Dördüncü olarak toplumda deprem kültürü oluşturmaya dönük sistematik faaliyetler yürütülmelidir. Televizyonlarda kısa filmler gösterilmeli, evlerdeki eşyaların sabitlenmesi öğretilmeli ve denetlenmelidir. Bunlar da yapılmıyor.
Beşinci olarak, deprem sonrası arama-kurtarma işi, TSK’nın imkân ve yetenekleri dâhil edilerek örgütlemelidir. Kahramanmaraş ve Hatay depremlerinden sonra ordunun durumu çok tartışılmıştı. Bakan Hulusi Akar, ne yapacağını bilmeyen ve gerekli teçhizatı olmayan askerlerin fayda sağlamayacağını söylemişti.
O halde TSK’da Deprem Müdahale Mangaları kurulmalıdır. Uzman askerlerden oluşan, ellerinde hiltiler, demir kesme makasları vb. araçları olan, eğitimli yüzlerce arama-kurtarma mangası, özellikle Trakya’daki askeri birliklerin birkaç saat içinde İstanbul’da müdahalelere başlamasını mümkün kılar.

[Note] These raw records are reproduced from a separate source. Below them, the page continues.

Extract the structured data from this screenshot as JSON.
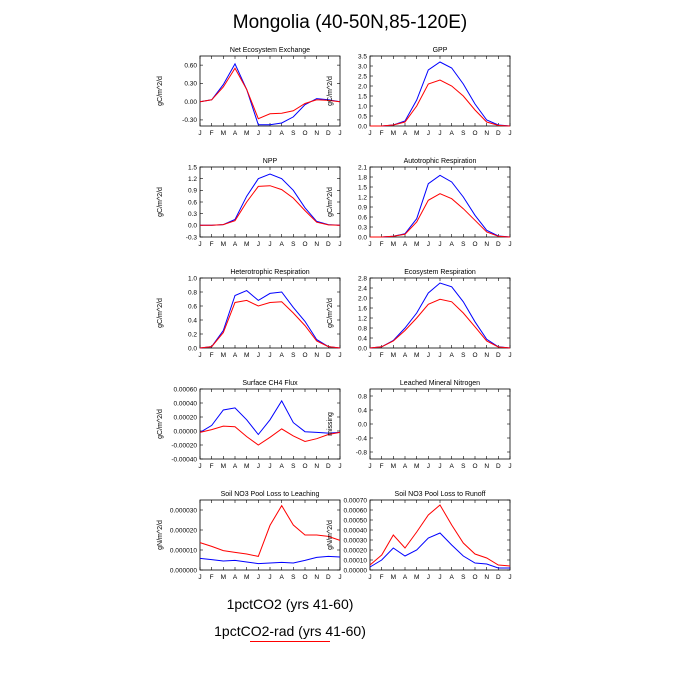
{
  "figure": {
    "title": "Mongolia (40-50N,85-120E)",
    "legend": [
      {
        "label": "1pctCO2 (yrs 41-60)",
        "color": "#0000ff"
      },
      {
        "label": "1pctCO2-rad (yrs 41-60)",
        "color": "#ff0000"
      }
    ]
  },
  "chart_data": [
    {
      "type": "line",
      "title": "Net Ecosystem Exchange",
      "ylabel": "gC/m^2/d",
      "categories": [
        "J",
        "F",
        "M",
        "A",
        "M",
        "J",
        "J",
        "A",
        "S",
        "O",
        "N",
        "D",
        "J"
      ],
      "ylim": [
        -0.4,
        0.75
      ],
      "yticks": [
        "-0.30",
        "0.00",
        "0.30",
        "0.60"
      ],
      "ytick_values": [
        -0.3,
        0.0,
        0.3,
        0.6
      ],
      "series": [
        {
          "color": "#0000ff",
          "values": [
            0.0,
            0.03,
            0.28,
            0.62,
            0.2,
            -0.38,
            -0.38,
            -0.35,
            -0.25,
            -0.05,
            0.05,
            0.03,
            0.0
          ]
        },
        {
          "color": "#ff0000",
          "values": [
            0.0,
            0.03,
            0.24,
            0.55,
            0.2,
            -0.28,
            -0.2,
            -0.19,
            -0.15,
            -0.03,
            0.03,
            0.02,
            0.0
          ]
        }
      ]
    },
    {
      "type": "line",
      "title": "GPP",
      "ylabel": "gC/m^2/d",
      "categories": [
        "J",
        "F",
        "M",
        "A",
        "M",
        "J",
        "J",
        "A",
        "S",
        "O",
        "N",
        "D",
        "J"
      ],
      "ylim": [
        0,
        3.5
      ],
      "yticks": [
        "0.0",
        "0.5",
        "1.0",
        "1.5",
        "2.0",
        "2.5",
        "3.0",
        "3.5"
      ],
      "ytick_values": [
        0.0,
        0.5,
        1.0,
        1.5,
        2.0,
        2.5,
        3.0,
        3.5
      ],
      "series": [
        {
          "color": "#0000ff",
          "values": [
            0.0,
            0.0,
            0.05,
            0.25,
            1.3,
            2.8,
            3.2,
            2.9,
            2.1,
            1.1,
            0.3,
            0.05,
            0.0
          ]
        },
        {
          "color": "#ff0000",
          "values": [
            0.0,
            0.0,
            0.05,
            0.2,
            1.0,
            2.1,
            2.3,
            2.0,
            1.5,
            0.8,
            0.2,
            0.03,
            0.0
          ]
        }
      ]
    },
    {
      "type": "line",
      "title": "NPP",
      "ylabel": "gC/m^2/d",
      "categories": [
        "J",
        "F",
        "M",
        "A",
        "M",
        "J",
        "J",
        "A",
        "S",
        "O",
        "N",
        "D",
        "J"
      ],
      "ylim": [
        -0.3,
        1.5
      ],
      "yticks": [
        "-0.3",
        "0.0",
        "0.3",
        "0.6",
        "0.9",
        "1.2",
        "1.5"
      ],
      "ytick_values": [
        -0.3,
        0.0,
        0.3,
        0.6,
        0.9,
        1.2,
        1.5
      ],
      "series": [
        {
          "color": "#0000ff",
          "values": [
            0.0,
            0.0,
            0.02,
            0.15,
            0.75,
            1.2,
            1.32,
            1.2,
            0.9,
            0.45,
            0.1,
            0.02,
            0.0
          ]
        },
        {
          "color": "#ff0000",
          "values": [
            0.0,
            0.0,
            0.02,
            0.12,
            0.6,
            1.0,
            1.02,
            0.92,
            0.7,
            0.38,
            0.08,
            0.01,
            0.0
          ]
        }
      ]
    },
    {
      "type": "line",
      "title": "Autotrophic Respiration",
      "ylabel": "gC/m^2/d",
      "categories": [
        "J",
        "F",
        "M",
        "A",
        "M",
        "J",
        "J",
        "A",
        "S",
        "O",
        "N",
        "D",
        "J"
      ],
      "ylim": [
        0,
        2.1
      ],
      "yticks": [
        "0.0",
        "0.3",
        "0.6",
        "0.9",
        "1.2",
        "1.5",
        "1.8",
        "2.1"
      ],
      "ytick_values": [
        0.0,
        0.3,
        0.6,
        0.9,
        1.2,
        1.5,
        1.8,
        2.1
      ],
      "series": [
        {
          "color": "#0000ff",
          "values": [
            0.0,
            0.0,
            0.02,
            0.1,
            0.55,
            1.6,
            1.85,
            1.65,
            1.2,
            0.65,
            0.2,
            0.03,
            0.0
          ]
        },
        {
          "color": "#ff0000",
          "values": [
            0.0,
            0.0,
            0.02,
            0.08,
            0.45,
            1.1,
            1.3,
            1.15,
            0.85,
            0.5,
            0.15,
            0.02,
            0.0
          ]
        }
      ]
    },
    {
      "type": "line",
      "title": "Heterotrophic Respiration",
      "ylabel": "gC/m^2/d",
      "categories": [
        "J",
        "F",
        "M",
        "A",
        "M",
        "J",
        "J",
        "A",
        "S",
        "O",
        "N",
        "D",
        "J"
      ],
      "ylim": [
        0,
        1.0
      ],
      "yticks": [
        "0.0",
        "0.2",
        "0.4",
        "0.6",
        "0.8",
        "1.0"
      ],
      "ytick_values": [
        0.0,
        0.2,
        0.4,
        0.6,
        0.8,
        1.0
      ],
      "series": [
        {
          "color": "#0000ff",
          "values": [
            0.0,
            0.02,
            0.25,
            0.75,
            0.82,
            0.68,
            0.78,
            0.8,
            0.58,
            0.38,
            0.12,
            0.02,
            0.0
          ]
        },
        {
          "color": "#ff0000",
          "values": [
            0.0,
            0.02,
            0.22,
            0.65,
            0.68,
            0.6,
            0.65,
            0.66,
            0.5,
            0.32,
            0.1,
            0.02,
            0.0
          ]
        }
      ]
    },
    {
      "type": "line",
      "title": "Ecosystem Respiration",
      "ylabel": "gC/m^2/d",
      "categories": [
        "J",
        "F",
        "M",
        "A",
        "M",
        "J",
        "J",
        "A",
        "S",
        "O",
        "N",
        "D",
        "J"
      ],
      "ylim": [
        0,
        2.8
      ],
      "yticks": [
        "0.0",
        "0.4",
        "0.8",
        "1.2",
        "1.6",
        "2.0",
        "2.4",
        "2.8"
      ],
      "ytick_values": [
        0.0,
        0.4,
        0.8,
        1.2,
        1.6,
        2.0,
        2.4,
        2.8
      ],
      "series": [
        {
          "color": "#0000ff",
          "values": [
            0.0,
            0.05,
            0.3,
            0.8,
            1.4,
            2.2,
            2.6,
            2.45,
            1.85,
            1.05,
            0.35,
            0.05,
            0.0
          ]
        },
        {
          "color": "#ff0000",
          "values": [
            0.0,
            0.05,
            0.28,
            0.7,
            1.2,
            1.75,
            1.95,
            1.85,
            1.4,
            0.85,
            0.28,
            0.04,
            0.0
          ]
        }
      ]
    },
    {
      "type": "line",
      "title": "Surface CH4 Flux",
      "ylabel": "gC/m^2/d",
      "categories": [
        "J",
        "F",
        "M",
        "A",
        "M",
        "J",
        "J",
        "A",
        "S",
        "O",
        "N",
        "D",
        "J"
      ],
      "ylim": [
        -0.0004,
        0.0006
      ],
      "yticks": [
        "-0.00040",
        "-0.00020",
        "0.00000",
        "0.00020",
        "0.00040",
        "0.00060"
      ],
      "ytick_values": [
        -0.0004,
        -0.0002,
        0.0,
        0.0002,
        0.0004,
        0.0006
      ],
      "series": [
        {
          "color": "#0000ff",
          "values": [
            -2e-05,
            8e-05,
            0.0003,
            0.00033,
            0.00016,
            -5e-05,
            0.00016,
            0.00043,
            0.00012,
            -1e-05,
            -2e-05,
            -3e-05,
            -2e-05
          ]
        },
        {
          "color": "#ff0000",
          "values": [
            -2e-05,
            2e-05,
            7e-05,
            6e-05,
            -8e-05,
            -0.0002,
            -9e-05,
            3e-05,
            -7e-05,
            -0.00015,
            -0.00011,
            -5e-05,
            -2e-05
          ]
        }
      ]
    },
    {
      "type": "line",
      "title": "Leached Mineral Nitrogen",
      "ylabel": "missing",
      "categories": [
        "J",
        "F",
        "M",
        "A",
        "M",
        "J",
        "J",
        "A",
        "S",
        "O",
        "N",
        "D",
        "J"
      ],
      "ylim": [
        -1.0,
        1.0
      ],
      "yticks": [
        "-0.8",
        "-0.4",
        "0.0",
        "0.4",
        "0.8"
      ],
      "ytick_values": [
        -0.8,
        -0.4,
        0.0,
        0.4,
        0.8
      ],
      "series": []
    },
    {
      "type": "line",
      "title": "Soil NO3 Pool Loss to Leaching",
      "ylabel": "gN/m^2/d",
      "categories": [
        "J",
        "F",
        "M",
        "A",
        "M",
        "J",
        "J",
        "A",
        "S",
        "O",
        "N",
        "D",
        "J"
      ],
      "ylim": [
        0,
        3.5e-05
      ],
      "yticks": [
        "0.000000",
        "0.000010",
        "0.000020",
        "0.000030"
      ],
      "ytick_values": [
        0.0,
        1e-05,
        2e-05,
        3e-05
      ],
      "series": [
        {
          "color": "#0000ff",
          "values": [
            5.8e-06,
            5.2e-06,
            4.5e-06,
            4.8e-06,
            4e-06,
            3.2e-06,
            3.5e-06,
            3.8e-06,
            3.5e-06,
            4.8e-06,
            6.3e-06,
            6.8e-06,
            6.5e-06
          ]
        },
        {
          "color": "#ff0000",
          "values": [
            1.37e-05,
            1.18e-05,
            9.7e-06,
            8.8e-06,
            8e-06,
            6.8e-06,
            2.23e-05,
            3.22e-05,
            2.25e-05,
            1.75e-05,
            1.75e-05,
            1.68e-05,
            1.48e-05
          ]
        }
      ]
    },
    {
      "type": "line",
      "title": "Soil NO3 Pool Loss to Runoff",
      "ylabel": "gN/m^2/d",
      "categories": [
        "J",
        "F",
        "M",
        "A",
        "M",
        "J",
        "J",
        "A",
        "S",
        "O",
        "N",
        "D",
        "J"
      ],
      "ylim": [
        0,
        0.0007
      ],
      "yticks": [
        "0.00000",
        "0.00010",
        "0.00020",
        "0.00030",
        "0.00040",
        "0.00050",
        "0.00060",
        "0.00070"
      ],
      "ytick_values": [
        0.0,
        0.0001,
        0.0002,
        0.0003,
        0.0004,
        0.0005,
        0.0006,
        0.0007
      ],
      "series": [
        {
          "color": "#0000ff",
          "values": [
            3e-05,
            0.0001,
            0.00022,
            0.00014,
            0.0002,
            0.00032,
            0.00037,
            0.00025,
            0.00014,
            7e-05,
            6e-05,
            2e-05,
            2e-05
          ]
        },
        {
          "color": "#ff0000",
          "values": [
            5e-05,
            0.00015,
            0.00035,
            0.00022,
            0.00038,
            0.00055,
            0.00065,
            0.00045,
            0.00027,
            0.00016,
            0.00012,
            5e-05,
            4e-05
          ]
        }
      ]
    }
  ]
}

İstanbul depreminin şakası yok derken, sadece doğanın kanunlarından değil, siyasetin ve uluslararası güç istencinin kanunlarından da bahsettiğimizi herkesin anlaması gerekiyor. Deprem tehdidi karşısında yapılması gereken işleri tarif edecek olan şey, bilimin rehberliği kadar bu siyasal kavrayış da olmalıdır.